Initial Observations:

The dataset includes personal and demographic information, potentially to analyze factors influencing bike purchases. Numeric variables include straightforward counts (e.g., Children, Cars and Age), which could be used for quantitative analysis. Categorical variables cover a wide range of attributes, from income brackets and education levels to marital status and whether or not a bike was purchased.

Generating Random Samples:

Now, I will proceed to generate five random subsamples from the dataset, and analyze the subsamples for insights. Each sample will contain about 50% of the original dataset’s observations, selected with replacement. This step simulates the act of collecting data from a larger population.

For each subsample, I will perform a variety of analyses to explore differences, anomalies, consistencies, and to understand variability and underlying patterns.

set.seed(42)
n <- nrow(bike_data)
sample_size <- round(n * 0.5)

df_list <- lapply(1:5, function(i) {
  bike_data[sample(n, sample_size, replace = TRUE), ]
})
names(df_list) <- paste0("df_", 1:5)

The above is used to generate five random subsamples from a dataset, each approximately 50% of the size of the original dataset. As we can see, this is a preparatory step in data analysis, and it sets up for subsequent analysis by creating datasets that simulate repeated sampling from a population.

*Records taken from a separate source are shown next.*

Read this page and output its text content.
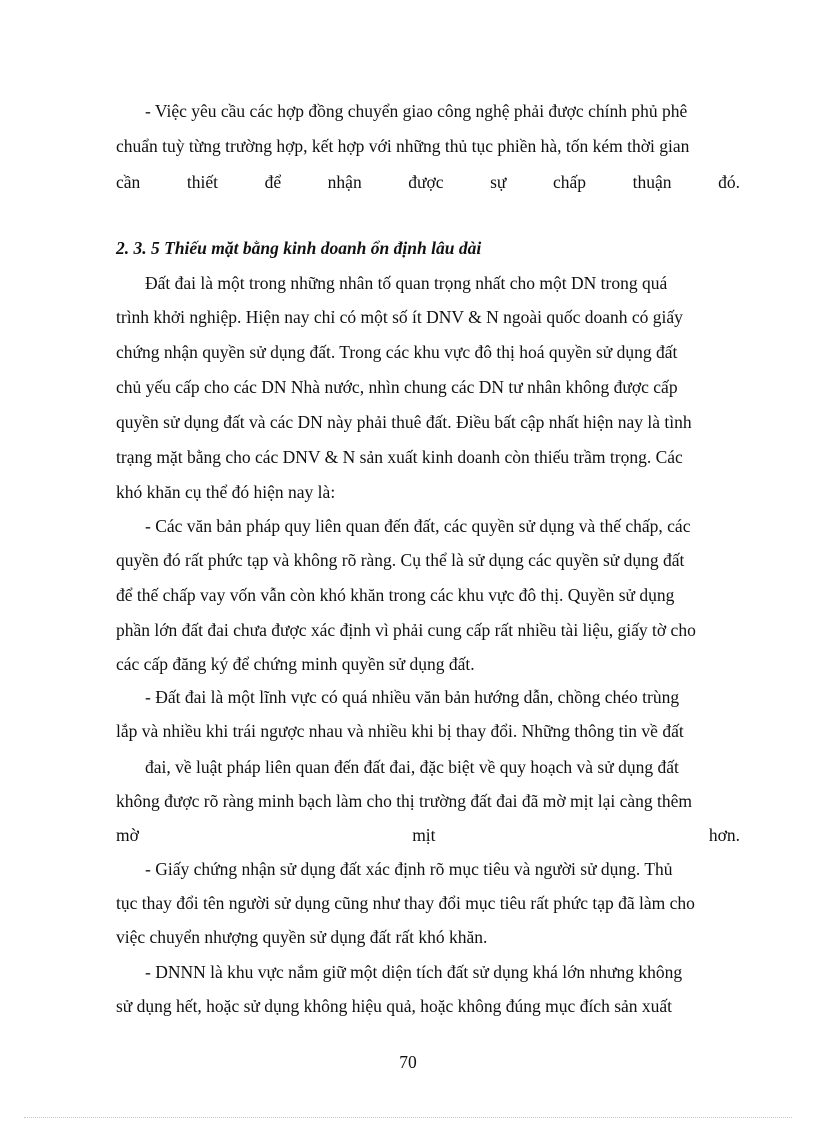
- Việc yêu cầu các hợp đồng chuyển giao công nghệ phải được chính phủ phê
chuẩn tuỳ từng trường hợp, kết hợp với những thủ tục phiền hà, tốn kém thời gian
cần	thiết	để	nhận	được	sự	chấp	thuận	đó.
2. 3. 5 Thiếu mặt bằng kinh doanh ổn định lâu dài
Đất đai là một trong những nhân tố quan trọng nhất cho một DN trong quá
trình khởi nghiệp. Hiện nay chỉ có một số ít DNV & N ngoài quốc doanh có giấy
chứng nhận quyền sử dụng đất. Trong các khu vực đô thị hoá quyền sử dụng đất
chủ yếu cấp cho các DN Nhà nước, nhìn chung các DN tư nhân không được cấp
quyền sử dụng đất và các DN này phải thuê đất. Điều bất cập nhất hiện nay là tình
trạng mặt bằng cho các DNV & N sản xuất kinh doanh còn thiếu trầm trọng. Các
khó khăn cụ thể đó hiện nay là:
- Các văn bản pháp quy liên quan đến đất, các quyền sử dụng và thế chấp, các
quyền đó rất phức tạp và không rõ ràng. Cụ thể là sử dụng các quyền sử dụng đất
để thế chấp vay vốn vẫn còn khó khăn trong các khu vực đô thị. Quyền sử dụng
phần lớn đất đai chưa được xác định vì phải cung cấp rất nhiều tài liệu, giấy tờ cho
các cấp đăng ký để chứng minh quyền sử dụng đất.
- Đất đai là một lĩnh vực có quá nhiều văn bản hướng dẫn, chồng chéo trùng
lắp và nhiều khi trái ngược nhau và nhiều khi bị thay đổi. Những thông tin về đất
đai, về luật pháp liên quan đến đất đai, đặc biệt về quy hoạch và sử dụng đất
không được rõ ràng minh bạch làm cho thị trường đất đai đã mờ mịt lại càng thêm
mờ	mịt	hơn.
- Giấy chứng nhận sử dụng đất xác định rõ mục tiêu và người sử dụng. Thủ
tục thay đổi tên người sử dụng cũng như thay đổi mục tiêu rất phức tạp đã làm cho
việc chuyển nhượng quyền sử dụng đất rất khó khăn.
- DNNN là khu vực nắm giữ một diện tích đất sử dụng khá lớn nhưng không
sử dụng hết, hoặc sử dụng không hiệu quả, hoặc không đúng mục đích sản xuất
70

This crucial steps will prepare the ground for further exploratory data analysis (EDA), where I would investigate each subsample to uncover trends, anomalies, and consistencies.

Sample 1 Analysis:

library(dplyr)
library(ggplot2)

df_1_summary <- df_list[[1]] %>%
  group_by(Gender, Marital.Status) %>%
  summarise(Average_Age = mean(Age, na.rm = TRUE),
            Count = n(),
            .groups = 'drop')

ggplot(df_1_summary, aes(x = Gender, y = Average_Age, fill = Marital.Status)) +
  geom_bar(stat = "identity", position = "dodge") +
  theme_minimal() +
  labs(title = "Average Age by Gender and Marital Status in Sample 1")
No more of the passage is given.